3). Penilaian moral menjadi semakin
kognitif. Ia mendorong remaja lebih berani menganalisis kode social dan kode
pribadi dari pada masa anak-anak dan berani mengambil keputusan terhadap
berbagai masalah moral yang dihadapinya.
4). Penilaian moral menjadi kurang
egosentris.
5). Penilaian moral secara psikologis
menjadi lebih mahal dalam arti bahwa penilaian moral merupakan bahan emosi dan
menimbulkan ketegangan psikologis.
Pada
masa remaja, laki-laki dan perempuan telah mencapai apa yang oleh Piaget
disebut tahap pelaksanaan formal dalam kemampuan kognitif. Sekarang remaja
mampu mempertimbangkan semua kemungkinan untuk menyelesaikan suatu masalah dan
mempertanggungjawabkannya berdasarkan suatu hipotesis atau proporsi. Jadi ia
dapat memandang masalahnya dari berbagai sisi dan menyelesaikannya dengan
mengambil banyak faktor sebagai dasar pertimbangan.
Menurut
Kohlberg, tahap perkembangan moral ketiga, moral moralitas pascakonvensional
harus dicapai selama masa remaja.tahap ini merupakan tahap menerima sendiri
sejumlah prinsip dan terdiri dari dua tahap. Dalam tahap pertama individu yakin
bahwa harus ada kelenturan dalam keyakinan moral sehingga dimungkinkan adanya
perbaikan dan perubahan standar apabila hal ini menguntungkan anggota-anggota
kelompok secara keseluruhan. Dalam tahap kedua individu menyesuaikan dengan
standar sosial dan ideal yang di internalisasi lebih untuk menghindari hukuman
terhadap diri sendiri daripada sensor sosial. Dalam tahap ini, moralitas
didasarkan pada rasa hormat kepada orang-orang lain dan bukan pada keinginan
yang bersifat pribadi.
Ada tiga tugas pokok remaja dalam
mencapai moralitas remaja dewasa, yaitu:
1). Mengganti konsep
moral khusus dengan konsep moral umum.
2). Merumuskan konsep moral yang
baru dikembangkan ke dalam kode moral sebagai kode prilaku.
3). Melakukan
pengendalian terhadap perilaku sendiri.
Perkembangan
moral adalah salah satu topic tertua yang menarik minat mereka yang ingin tahu
mengenai sifat dasar manusia. Kini kebanyakan orang memiliki pendapat yang kuat
mengenai tingkah laku yang dapat diterima dan yang tidak dapat di terima,
tingkah laku etis dan tidak etis, dan cara-cara yang harus dilakukan untuk
mengajarkan tingkah laku yang dapat diterima dan etis kepada remaja.
Perkembangan
moral (moral development) berhubungan dengan peraturan-peraturan dan
nilai-nilai mengenai apa yang harus dilakukan seseorang dalam interaksinya
dengan orang lain. Anak-anak ketika dilahirkan tidak memiliki moral (imoral).

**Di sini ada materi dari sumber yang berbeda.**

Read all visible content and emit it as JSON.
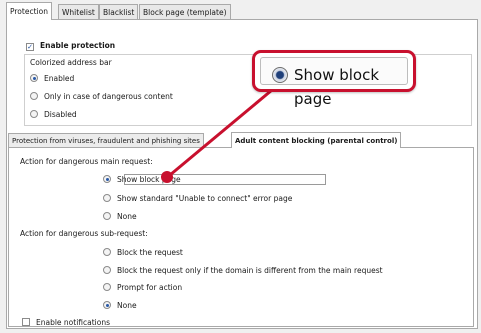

Tetapi dalam dirinya terdapat potensi yang siap untuk dikembangkan. Karena itu,
melalui pengalamannya berinteraksi dengan orang lain (dengan orang tua, saudara
dan teman sebaya), anak belajar memahami tentang perilaku mana yang baik, yang
boleh dikerjakan dan tingkah laku mana yang buruk, yang tidak boleh dikerjakan.
Teori
Psikoanalisis tentang perkembangan moral menggambarkan perkembangan moral,
teori psikoanalisa dengan pembagian struktur kepribadian manusia menjadi tiga,
yaitu id, ego, dan superego. Id adalah struktur kepribadian yang terdiri atas
aspek biologis yang irasional dan tidak disadari. Ego adalah struktur
kepribadian yang terdiri atas aspek psikologis, yaitu subsistem ego yang
rasional dan disadari, namun tidak memiliki moralitas. Superego adalah struktur
kepribadian yang terdiri atas aspek social yang berisikan system nilai dan
moral, yang benar-benar memperhitungkan "benar" atau
"salahnya" sesuatu.
Hal
penting lain dari teori perkembangan moral Kohlberg adalah orientasinya untuk
mengungkapkan moral yang hanya ada dalam pikiran dan yang dibedakan dengan tingkah
laku moral dalam arti perbuatan nyata. Semakin tinggi tahap perkembangan moral
sesorang, akan semakin terlihat moralitas yang lebih mantap dan bertanggung
jawabdari perbuatan-perbuatannya.
font-size:
12pt; line-height: 150%;">B. Perkembangan Keagamaan Remaja.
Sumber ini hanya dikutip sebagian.